O kirchnerismo entrou na fase autocrítica com a aproximação da derrota. “Se há alguma falha está na inteligência de Cristina Kirchner, que é tão inteligente que considera que não precisa de assessoramento nem formar quadros, e não soube formar um sucessor”, afirma José Pablo Feinmann, filósofo de referência do Governo. Ele acredita que Scioli e Macri são “duas caras do capitalismo, uma das quais [Scioli] se apresenta como uma cara do capitalismo humanitário, distribucionista e latino-americanista”, e por isso o apoia. Os cientistas também têm estado muito próximos do kirchnerismo, que investiu muito em ciência. Um dos mais reconhecidos, o biólogo molecular Alberto Kornblilhtt, diz que “não foi a revolução socialista ou o fim da pobreza”, mas foram governos muito bons que “estiveram à esquerda da média dos argentinos”.
Outros são muito mais críticos. O intelectual José Nun, que foi ministro da Cultura da primeira fase do kirchnerismo, agora é muito duro: “A pobreza é similar à que antecedeu a crise de 2001, as reservas do Banco Central são similares às dessa crise. As medidas que vêm sendo tomadas deixam uma carga tamanha a quem assuma a Presidência que, de um modo ou de outro, vai haver ajuste e desvalorização, com características distintas”.

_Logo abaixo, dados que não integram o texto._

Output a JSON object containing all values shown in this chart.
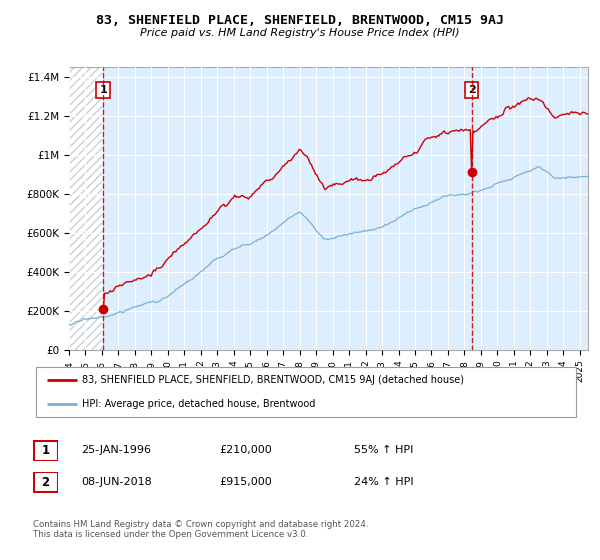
{
  "title": "83, SHENFIELD PLACE, SHENFIELD, BRENTWOOD, CM15 9AJ",
  "subtitle": "Price paid vs. HM Land Registry's House Price Index (HPI)",
  "ylabel_ticks": [
    "£0",
    "£200K",
    "£400K",
    "£600K",
    "£800K",
    "£1M",
    "£1.2M",
    "£1.4M"
  ],
  "ytick_values": [
    0,
    200000,
    400000,
    600000,
    800000,
    1000000,
    1200000,
    1400000
  ],
  "ylim": [
    0,
    1450000
  ],
  "xlim_start": 1994.0,
  "xlim_end": 2025.5,
  "sale1_date": 1996.07,
  "sale1_price": 210000,
  "sale1_label": "1",
  "sale2_date": 2018.44,
  "sale2_price": 915000,
  "sale2_label": "2",
  "property_color": "#cc0000",
  "hpi_color": "#7ab0d4",
  "hpi_bg_color": "#ddeeff",
  "hatch_color": "#c8d0d8",
  "annotation1_date": "25-JAN-1996",
  "annotation1_price": "£210,000",
  "annotation1_hpi": "55% ↑ HPI",
  "annotation2_date": "08-JUN-2018",
  "annotation2_price": "£915,000",
  "annotation2_hpi": "24% ↑ HPI",
  "legend_property": "83, SHENFIELD PLACE, SHENFIELD, BRENTWOOD, CM15 9AJ (detached house)",
  "legend_hpi": "HPI: Average price, detached house, Brentwood",
  "footer": "Contains HM Land Registry data © Crown copyright and database right 2024.\nThis data is licensed under the Open Government Licence v3.0.",
  "xtick_years": [
    1994,
    1995,
    1996,
    1997,
    1998,
    1999,
    2000,
    2001,
    2002,
    2003,
    2004,
    2005,
    2006,
    2007,
    2008,
    2009,
    2010,
    2011,
    2012,
    2013,
    2014,
    2015,
    2016,
    2017,
    2018,
    2019,
    2020,
    2021,
    2022,
    2023,
    2024,
    2025
  ]
}
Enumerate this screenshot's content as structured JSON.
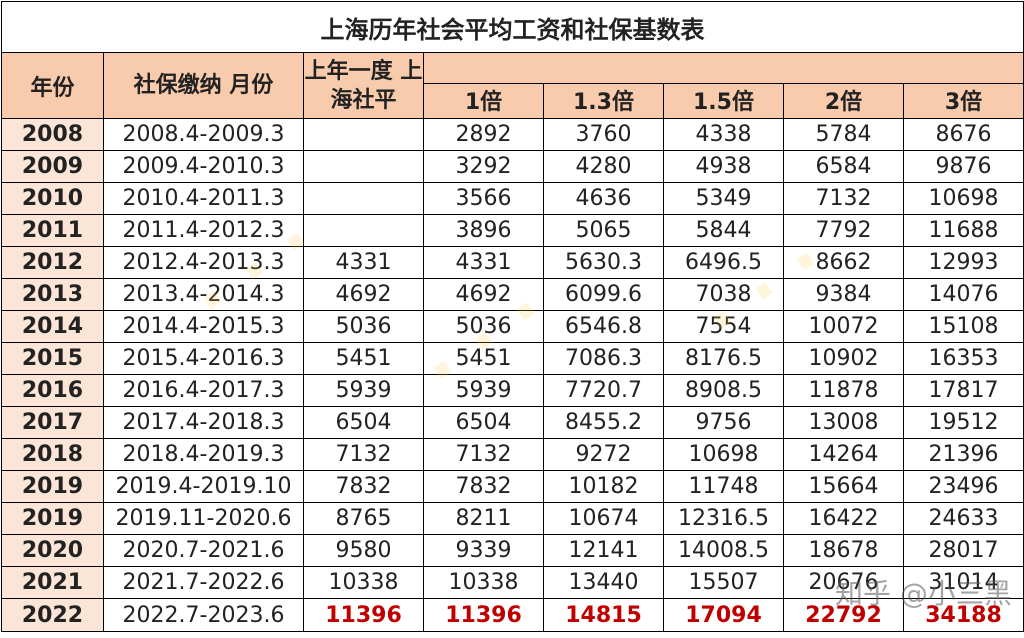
{
  "title": "上海历年社会平均工资和社保基数表",
  "headers": {
    "year": "年份",
    "period": "社保缴纳 月份",
    "avg_wage": "上年一度 上海社平",
    "multipliers": [
      "1倍",
      "1.3倍",
      "1.5倍",
      "2倍",
      "3倍"
    ]
  },
  "rows": [
    {
      "year": "2008",
      "period": "2008.4-2009.3",
      "avg": "",
      "m1": "2892",
      "m13": "3760",
      "m15": "4338",
      "m2": "5784",
      "m3": "8676"
    },
    {
      "year": "2009",
      "period": "2009.4-2010.3",
      "avg": "",
      "m1": "3292",
      "m13": "4280",
      "m15": "4938",
      "m2": "6584",
      "m3": "9876"
    },
    {
      "year": "2010",
      "period": "2010.4-2011.3",
      "avg": "",
      "m1": "3566",
      "m13": "4636",
      "m15": "5349",
      "m2": "7132",
      "m3": "10698"
    },
    {
      "year": "2011",
      "period": "2011.4-2012.3",
      "avg": "",
      "m1": "3896",
      "m13": "5065",
      "m15": "5844",
      "m2": "7792",
      "m3": "11688"
    },
    {
      "year": "2012",
      "period": "2012.4-2013.3",
      "avg": "4331",
      "m1": "4331",
      "m13": "5630.3",
      "m15": "6496.5",
      "m2": "8662",
      "m3": "12993"
    },
    {
      "year": "2013",
      "period": "2013.4-2014.3",
      "avg": "4692",
      "m1": "4692",
      "m13": "6099.6",
      "m15": "7038",
      "m2": "9384",
      "m3": "14076"
    },
    {
      "year": "2014",
      "period": "2014.4-2015.3",
      "avg": "5036",
      "m1": "5036",
      "m13": "6546.8",
      "m15": "7554",
      "m2": "10072",
      "m3": "15108"
    },
    {
      "year": "2015",
      "period": "2015.4-2016.3",
      "avg": "5451",
      "m1": "5451",
      "m13": "7086.3",
      "m15": "8176.5",
      "m2": "10902",
      "m3": "16353"
    },
    {
      "year": "2016",
      "period": "2016.4-2017.3",
      "avg": "5939",
      "m1": "5939",
      "m13": "7720.7",
      "m15": "8908.5",
      "m2": "11878",
      "m3": "17817"
    },
    {
      "year": "2017",
      "period": "2017.4-2018.3",
      "avg": "6504",
      "m1": "6504",
      "m13": "8455.2",
      "m15": "9756",
      "m2": "13008",
      "m3": "19512"
    },
    {
      "year": "2018",
      "period": "2018.4-2019.3",
      "avg": "7132",
      "m1": "7132",
      "m13": "9272",
      "m15": "10698",
      "m2": "14264",
      "m3": "21396"
    },
    {
      "year": "2019",
      "period": "2019.4-2019.10",
      "avg": "7832",
      "m1": "7832",
      "m13": "10182",
      "m15": "11748",
      "m2": "15664",
      "m3": "23496"
    },
    {
      "year": "2019",
      "period": "2019.11-2020.6",
      "avg": "8765",
      "m1": "8211",
      "m13": "10674",
      "m15": "12316.5",
      "m2": "16422",
      "m3": "24633"
    },
    {
      "year": "2020",
      "period": "2020.7-2021.6",
      "avg": "9580",
      "m1": "9339",
      "m13": "12141",
      "m15": "14008.5",
      "m2": "18678",
      "m3": "28017"
    },
    {
      "year": "2021",
      "period": "2021.7-2022.6",
      "avg": "10338",
      "m1": "10338",
      "m13": "13440",
      "m15": "15507",
      "m2": "20676",
      "m3": "31014"
    },
    {
      "year": "2022",
      "period": "2022.7-2023.6",
      "avg": "11396",
      "m1": "11396",
      "m13": "14815",
      "m15": "17094",
      "m2": "22792",
      "m3": "34188"
    }
  ],
  "highlight_row_year": "2022",
  "highlight_color": "#c00000",
  "header_fill": "#f8cbad",
  "year_fill": "#fbe5d6",
  "watermark": "知乎 @小三黑"
}
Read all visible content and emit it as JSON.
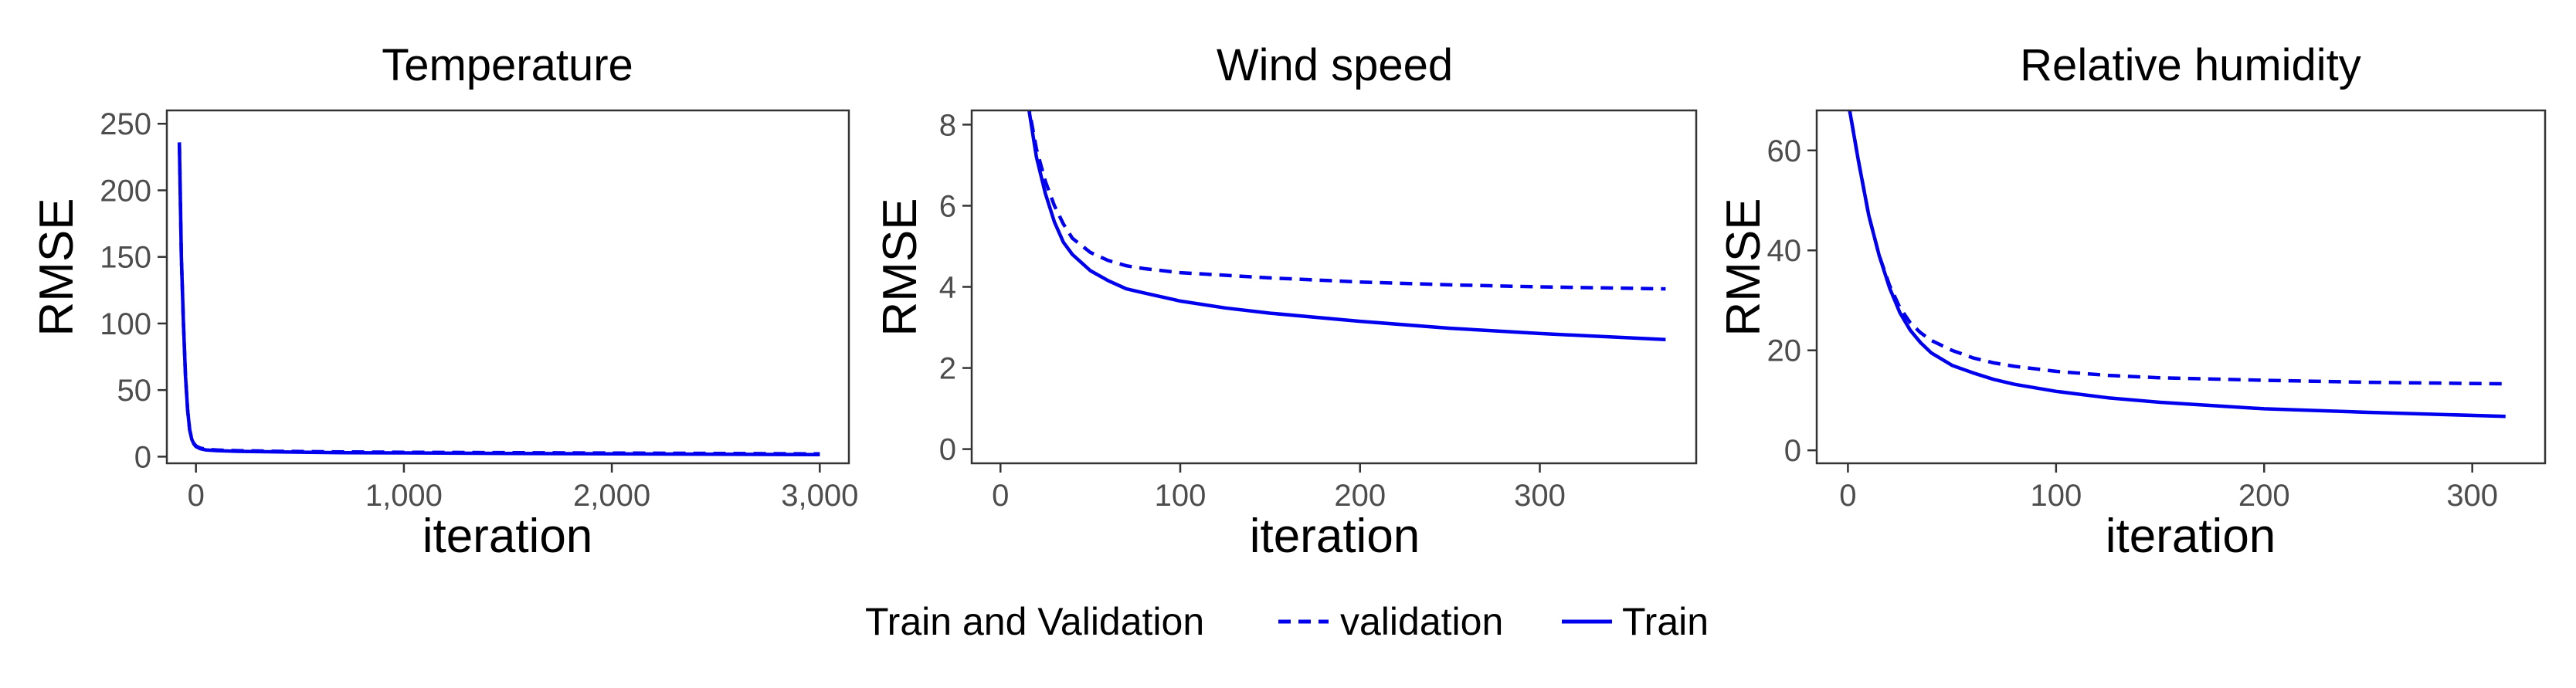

Dante Caputo, ex-ministro das Relações Exteriores de Alfonsín, resume os últimos anos de seu país: “A história da Argentina se escreve com um Governo que gera ilusões, e depois frustrações, e que leva a governos que são opostos ao que defraudou a ilusão. Isso vai e volta, esse movimento pendular, essa obsessão por Foucault que a Argentina tem é desesperadora.”
O prêmio Nobel da Paz em 1980 e membro fundador da teologia da libertação, Adolfo Pérez Esquivel, também é crítico, apesar de ter anunciado que votará em Scioli porque o prefere a Macri: “Nós não lutamos para isso. Lutamos por uma sociedade livre, mais justa, uma democracia participativa. Não para governos autoritários, onde a pobreza, a marginalidade e a falta de respeito ao direito das pessoas e dos povos aumentam. Arriscamos nossas vidas, nossas famílias, passamos pelas prisões e pelas torturas, e não foi para chegar a uma situação de mediocridade como a que temos agora”, afirma.
O neurologista Facundo Manes fala, inclusive, de um “cérebro argentino”, uma forma de pensar que impede o país de progredir: “Nós argentinos somos pessoas resilientes, superpreparadas para enfrentar as crises, criativos, mas nos falta mais trabalho em equipe. Temos que mudar a inclinação mental que temos, o ‘roubam mas fazem’, o ‘só o peronismo pode governar’, o ‘só importa o que é urgente’. Acho que a educação é parte de uma sociedade que precisa se reinventar”, diz.
O cantor Andrés Calamaro fala dessa sensação do que poderia ter sido: “A Argentina era uma economia promissora no mundo, havia as condições internas e internacionais para exportar produção agropecuária, mas estamos falando de anos anteriores à Segunda Guerra Mundial. Existe uma sensação de destino desperdiçado, quase uma maldição argentina. Talvez não tenhamos aprendido com os nossos erros porque são funcionais para o benefício de alguns poucos”.
Apesar de tudo, tanto os de um lado como os do outro acreditam que a Argentina está melhor do que em 2001, sua última grande crise, e de alguma forma confiam que seguirá em frente, um sentimento muito presente entre os argentinos. O humorista Liniers, autor deMacanudo, umas das tiras cômicas mais seguidas do país, resume esse otimismo cético característico de seus compatriotas: “A Argentina é tão generosa em descontroles... nos últimos 50 anos teve crises econômicas, golpes ditatoriais, violência de todos os pontos de vista, e nos agarramos ao humor. Sim, sou hiperotimista. Porqueacho que aprendemos a lição importante, que era a da democracia. O povo que vive aqui é simpático, desopilante, diferente, às vezes generoso, às vezes raivoso, mas interessante”. Esses argentinos que tanto debatem sobre si mesmos decidem hoje o futuro de seu país.